Kansas became the second state to take away tenure from K-12 teachers. Previously teachers had to work three years at a school to prove their effectiveness. During this probationary time, they could be “let go” without explanation. After tenure, they could only be dismissed for cause. Kansas teachers lost this due process in April when this action was tacked to a huge funding bill. 63 House members voted in favor of the bill—the minimum needed to pass. The Kansas Senate approved the action on a 22-16 vote were 21 votes were needed to pass. Kansas teachers now work in a forever-tentative job. In Kansas, conservative legislators saw tenure as the cause for incompetent teachers in the classroom. Several months later, California teachers also lost tenure—this time from liberals who pressed a lawsuit—an effort that is spreading to other states.

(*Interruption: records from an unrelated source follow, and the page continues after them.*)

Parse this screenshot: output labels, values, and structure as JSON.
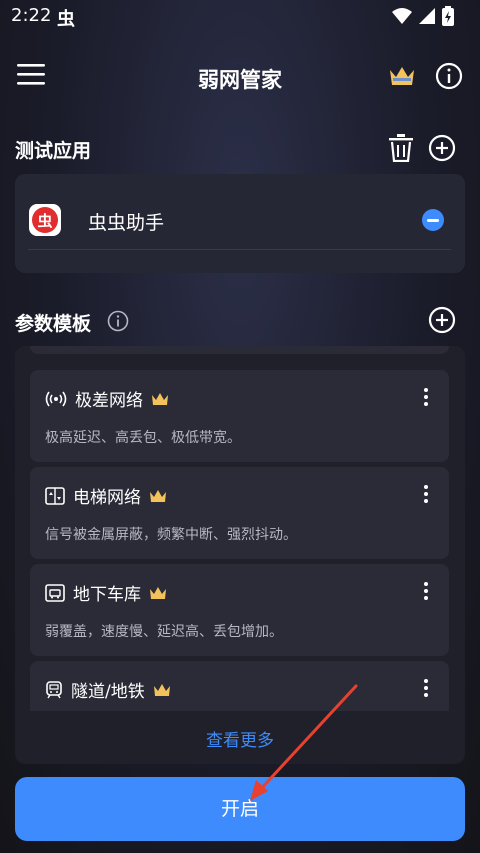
{
  "status_bar": {
    "time": "2:22",
    "app_glyph": "虫"
  },
  "toolbar": {
    "title": "弱网管家"
  },
  "test_apps": {
    "title": "测试应用",
    "items": [
      {
        "name": "虫虫助手",
        "icon": "app-logo-icon"
      }
    ]
  },
  "templates": {
    "title": "参数模板",
    "items": [
      {
        "name": "极差网络",
        "desc": "极高延迟、高丢包、极低带宽。",
        "icon": "signal-icon"
      },
      {
        "name": "电梯网络",
        "desc": "信号被金属屏蔽，频繁中断、强烈抖动。",
        "icon": "elevator-icon"
      },
      {
        "name": "地下车库",
        "desc": "弱覆盖，速度慢、延迟高、丢包增加。",
        "icon": "garage-icon"
      },
      {
        "name": "隧道/地铁",
        "desc": "",
        "icon": "subway-icon"
      }
    ],
    "view_more": "查看更多"
  },
  "start_button": {
    "label": "开启"
  },
  "colors": {
    "accent": "#3d8bfd",
    "crown": "#f4c25a",
    "card": "#2a2b37"
  }
}
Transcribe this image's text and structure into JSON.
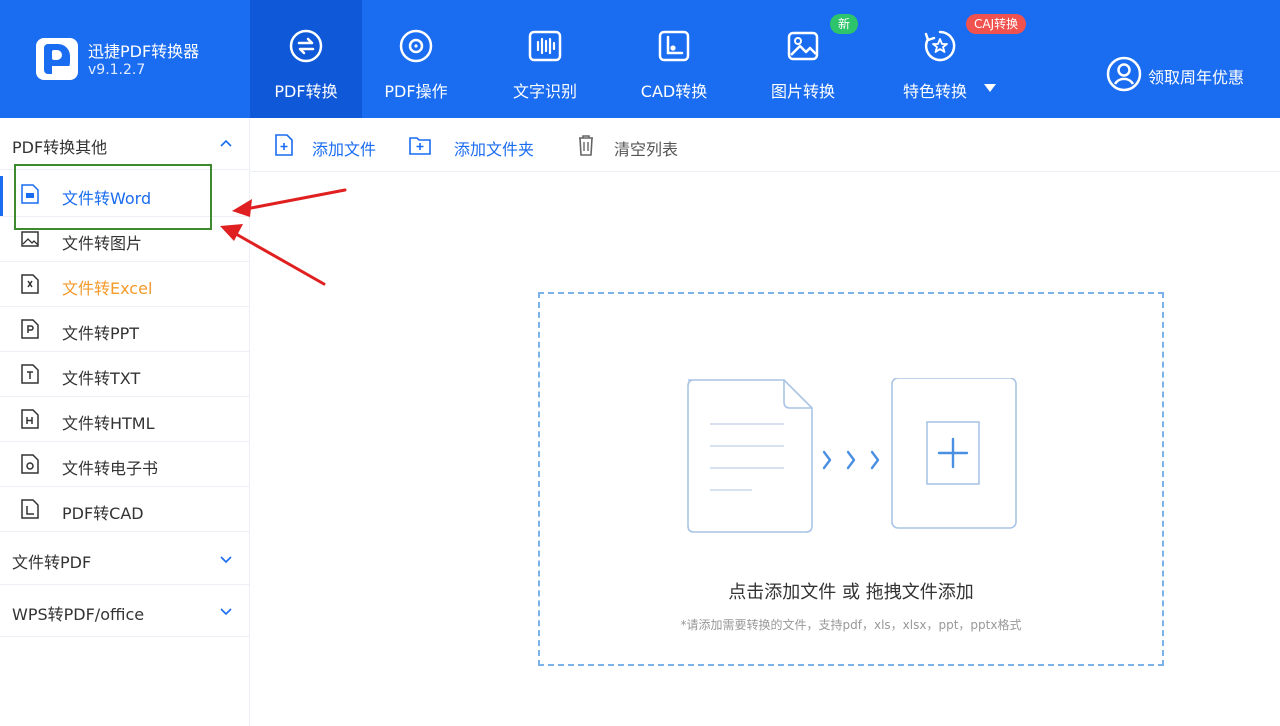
{
  "app": {
    "name": "迅捷PDF转换器",
    "version": "v9.1.2.7"
  },
  "nav": {
    "tabs": [
      {
        "label": "PDF转换",
        "icon": "pdf-convert-icon",
        "active": true
      },
      {
        "label": "PDF操作",
        "icon": "pdf-operate-icon"
      },
      {
        "label": "文字识别",
        "icon": "ocr-icon"
      },
      {
        "label": "CAD转换",
        "icon": "cad-icon"
      },
      {
        "label": "图片转换",
        "icon": "image-icon",
        "badge": "新"
      },
      {
        "label": "特色转换",
        "icon": "special-icon",
        "badge": "CAJ转换"
      }
    ],
    "right_label": "领取周年优惠"
  },
  "sidebar": {
    "sections": [
      {
        "title": "PDF转换其他",
        "expanded": true
      },
      {
        "title": "文件转PDF",
        "expanded": false
      },
      {
        "title": "WPS转PDF/office",
        "expanded": false
      }
    ],
    "items": [
      {
        "label": "文件转Word",
        "icon": "word-file-icon",
        "active": true
      },
      {
        "label": "文件转图片",
        "icon": "image-file-icon"
      },
      {
        "label": "文件转Excel",
        "icon": "excel-file-icon"
      },
      {
        "label": "文件转PPT",
        "icon": "ppt-file-icon"
      },
      {
        "label": "文件转TXT",
        "icon": "txt-file-icon"
      },
      {
        "label": "文件转HTML",
        "icon": "html-file-icon"
      },
      {
        "label": "文件转电子书",
        "icon": "ebook-file-icon"
      },
      {
        "label": "PDF转CAD",
        "icon": "cad-file-icon"
      }
    ]
  },
  "toolbar": {
    "add_file": "添加文件",
    "add_folder": "添加文件夹",
    "clear_list": "清空列表"
  },
  "dropzone": {
    "main": "点击添加文件 或 拖拽文件添加",
    "sub": "*请添加需要转换的文件，支持pdf，xls，xlsx，ppt，pptx格式"
  },
  "colors": {
    "header": "#1a6cf0",
    "active_tab": "#0f58d8",
    "accent": "#1a6cf0",
    "excel_label": "#f39a2b",
    "annotation_arrow": "#e02020",
    "annotation_box": "#3d8a31"
  }
}
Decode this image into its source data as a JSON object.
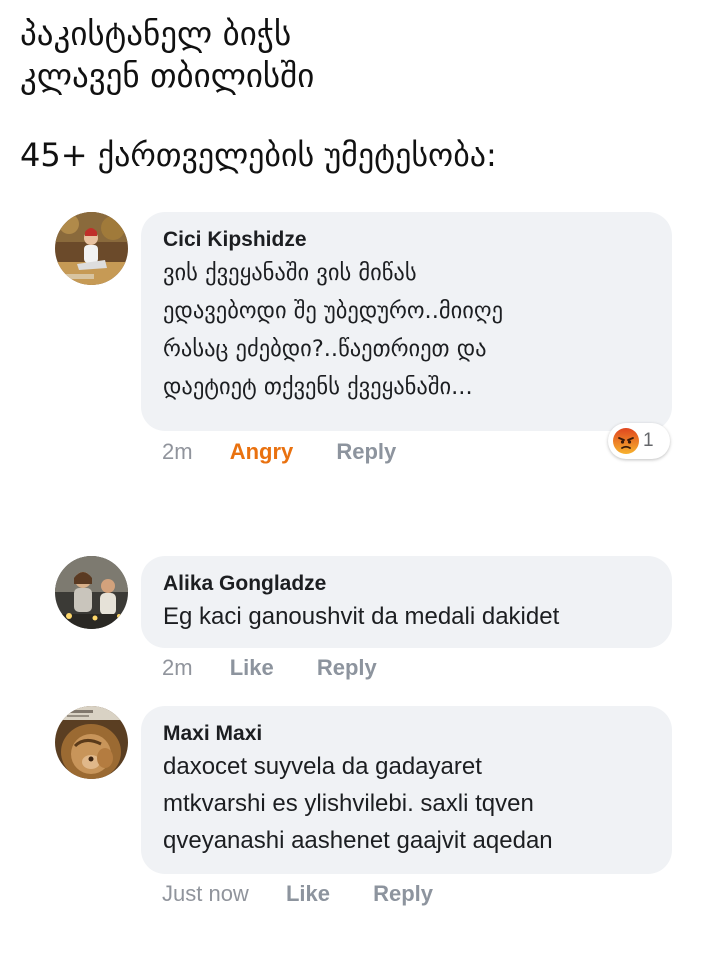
{
  "header": {
    "title_line_1": "პაკისტანელ ბიჭს",
    "title_line_2": "კლავენ თბილისში",
    "subtitle": "45+ ქართველების უმეტესობა:"
  },
  "comments": [
    {
      "author": "Cici Kipshidze",
      "text_lines": [
        "ვის ქვეყანაში ვის მიწას",
        "ედავებოდი შე უბედურო..მიიღე",
        "რასაც ეძებდი?..წაეთრიეთ და",
        "დაეტიეტ თქვენს ქვეყანაში..."
      ],
      "time": "2m",
      "reaction_label": "Angry",
      "reply_label": "Reply",
      "reaction_count": "1",
      "reaction_icon": "angry-emoji-icon"
    },
    {
      "author": "Alika Gongladze",
      "text_lines": [
        "Eg kaci ganoushvit da medali dakidet"
      ],
      "time": "2m",
      "like_label": "Like",
      "reply_label": "Reply"
    },
    {
      "author": "Maxi Maxi",
      "text_lines": [
        "daxocet suyvela da gadayaret",
        "mtkvarshi es ylishvilebi. saxli tqven",
        "qveyanashi aashenet gaajvit aqedan"
      ],
      "time": "Just now",
      "like_label": "Like",
      "reply_label": "Reply"
    }
  ],
  "colors": {
    "bubble": "#f0f2f5",
    "meta_text": "#90949c",
    "angry": "#e9710f"
  }
}
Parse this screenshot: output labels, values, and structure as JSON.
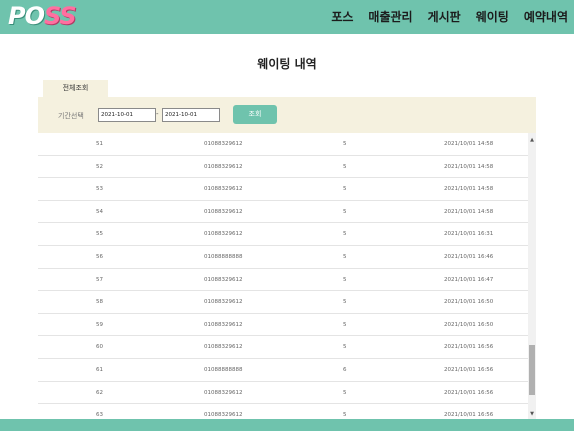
{
  "header": {
    "logo_part1": "PO",
    "logo_part2": "SS",
    "nav": [
      "포스",
      "매출관리",
      "게시판",
      "웨이팅",
      "예약내역"
    ]
  },
  "page_title": "웨이팅 내역",
  "tab_label": "전체조회",
  "filter": {
    "label": "기간선택",
    "date_from": "2021-10-01",
    "separator": "-",
    "date_to": "2021-10-01",
    "search_label": "조회"
  },
  "rows": [
    {
      "num": "51",
      "phone": "01088329612",
      "val": "5",
      "date": "2021/10/01 14:58"
    },
    {
      "num": "52",
      "phone": "01088329612",
      "val": "5",
      "date": "2021/10/01 14:58"
    },
    {
      "num": "53",
      "phone": "01088329612",
      "val": "5",
      "date": "2021/10/01 14:58"
    },
    {
      "num": "54",
      "phone": "01088329612",
      "val": "5",
      "date": "2021/10/01 14:58"
    },
    {
      "num": "55",
      "phone": "01088329612",
      "val": "5",
      "date": "2021/10/01 16:31"
    },
    {
      "num": "56",
      "phone": "01088888888",
      "val": "5",
      "date": "2021/10/01 16:46"
    },
    {
      "num": "57",
      "phone": "01088329612",
      "val": "5",
      "date": "2021/10/01 16:47"
    },
    {
      "num": "58",
      "phone": "01088329612",
      "val": "5",
      "date": "2021/10/01 16:50"
    },
    {
      "num": "59",
      "phone": "01088329612",
      "val": "5",
      "date": "2021/10/01 16:50"
    },
    {
      "num": "60",
      "phone": "01088329612",
      "val": "5",
      "date": "2021/10/01 16:56"
    },
    {
      "num": "61",
      "phone": "01088888888",
      "val": "6",
      "date": "2021/10/01 16:56"
    },
    {
      "num": "62",
      "phone": "01088329612",
      "val": "5",
      "date": "2021/10/01 16:56"
    },
    {
      "num": "63",
      "phone": "01088329612",
      "val": "5",
      "date": "2021/10/01 16:56"
    }
  ],
  "scroll": {
    "up_icon": "▲",
    "down_icon": "▼"
  },
  "colors": {
    "brand": "#6fc3ad",
    "panel": "#f5f1df",
    "logo_accent": "#ff6fa0"
  }
}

Kansas K-12 teacher retirements and vacancies accelerated as teachers who held off retirement during the 2008 recession finally left the classroom.
The numbers of new student teachers graduating from teacher education programs declined nationwide as well as in Kansas. New (initial) secondary science teaching licenses in Kansas dropped to an all-time low at under one-tenth the 1999 levels needed to replace retiring teachers.
In response to the desperate shortage of science teachers, the Legislature passed SB430 that allows a person who has “…at least a bachelor’s degree in one of the following subject matter areas: (1) Science; (2) technology; (3) engineering; or (4) math, has at least five years of work experience in such subject matter area and has secured a commitment from the board of education of a school district to be hired as a teacher to teach in such subject matter area.” This act ignores any need for training in teaching, admits persons into the classroom without any gatekeeping, and eliminates a teaching position for a genuinely qualified teacher—thus reducing the shortage on paper.
Realizing that the shortage of special education teachers was in part due to having made it a graduate level “add on” to another teaching field license in the 2003 “Redesign of Teacher Education,” special education was allowed to become an initial stand alone endorsement again. However, few teacher education programs have retooled to capitalize upon the idealism of new college students and roll back our desperate shortage of special education teachers in Kansas.
Kansas obtained federal approval to not release test results for the last school year. Results became invalid due to technical problems and cyber attacks that targeted the state’s computer-based assessment system. For a year, parents, teachers and school administrators will be freed from the data obsession and gaming-of-the-system driven by these scores. Two decades ago, under then-Commissioner Andy Tompkins, Kansas was a leader in computerized-assessment and placing assessment data online. Kansas is now a leader in being hacked.
Commissioner Diane DeBacker resigned effective May 14 and now serves as adviser to the director general of the Abu Dhabi Education Council of the United Arab Emirates. DeBacker faced many challenges including securing a waiver from NCLB without committing Kansas’s independent USD’s to major use of test scores for teacher evaluation. She also faced attempts by the Kansas Legislature to overreach into KSBE jurisdiction.
Randy Watson, superintendent of the McPherson school district was chosen by the KSBE to be the new Kansas Education Commissioner. He had been one of the first to seek a federal waiver from the No Child Left Behind Act, allowing McPherson schools to use other testing methods rather than NCLB-driven, state-mandated assessments.
Elections changed little in the political makeup of the Kansas State Board of Education. The KSBE consists of 10 members serving 4-year terms with half elected each 2-years. Most races were determined in the primary. In District 1, incumbent Janet Waugh (D) won against Nancy Klemp (R). Incumbents John Bacon (R) in District 3 and Ken Willard (R) in District 7 were unopposed. District 5 incumbent Sally Cauble (R) won against Meg Wilson (R). In District 9, Jana Shaver did not run for re-election and will be replaced by Jim Porter (R) who won against Martin Burke (R).
Severe tax cuts by the Kansas Governor and Legislature produced a $278 million revenue shortfall. Since Kansas is a Constitutionally-required balanced-budget state, this would normally result in a mid-year rescission where all state agencies and schools would have to give back some percentage of their annual budget. Instead, the Governor is proposing a one-time “transfer” of funds from the KPERS retirement fund and raiding the Department of Transportation. But many legislators favor even more tax cuts. With K-12 education consuming over half of every Kansas tax dollar and all other state agencies cut to the bone, another K-12 school funding reduction remains possible.
The Kansas Supreme Court ruled that cuts made due to the 2008 recession left unconstitutional gaps in funding between poor and rich school districts. This forced legislators to increase aid to poor districts by $129 million for the 2014-15 school year. While this addressed the “equity” part of the lawsuit, it did not address the larger “adequate funding” issue. The Supreme Court ordered the lower court judges to consider whether the state’s total spending on schools is adequate. If they order the state to restore the 2008 budget, Kansas will have to raise annual school funds by $450 million. If the courts agree with the school districts’ lawsuit, K-12 school funding would have to increase by over $1 billion.
It all makes you wonder where the words “where never is heard, a discouraging word” in our state anthem came from.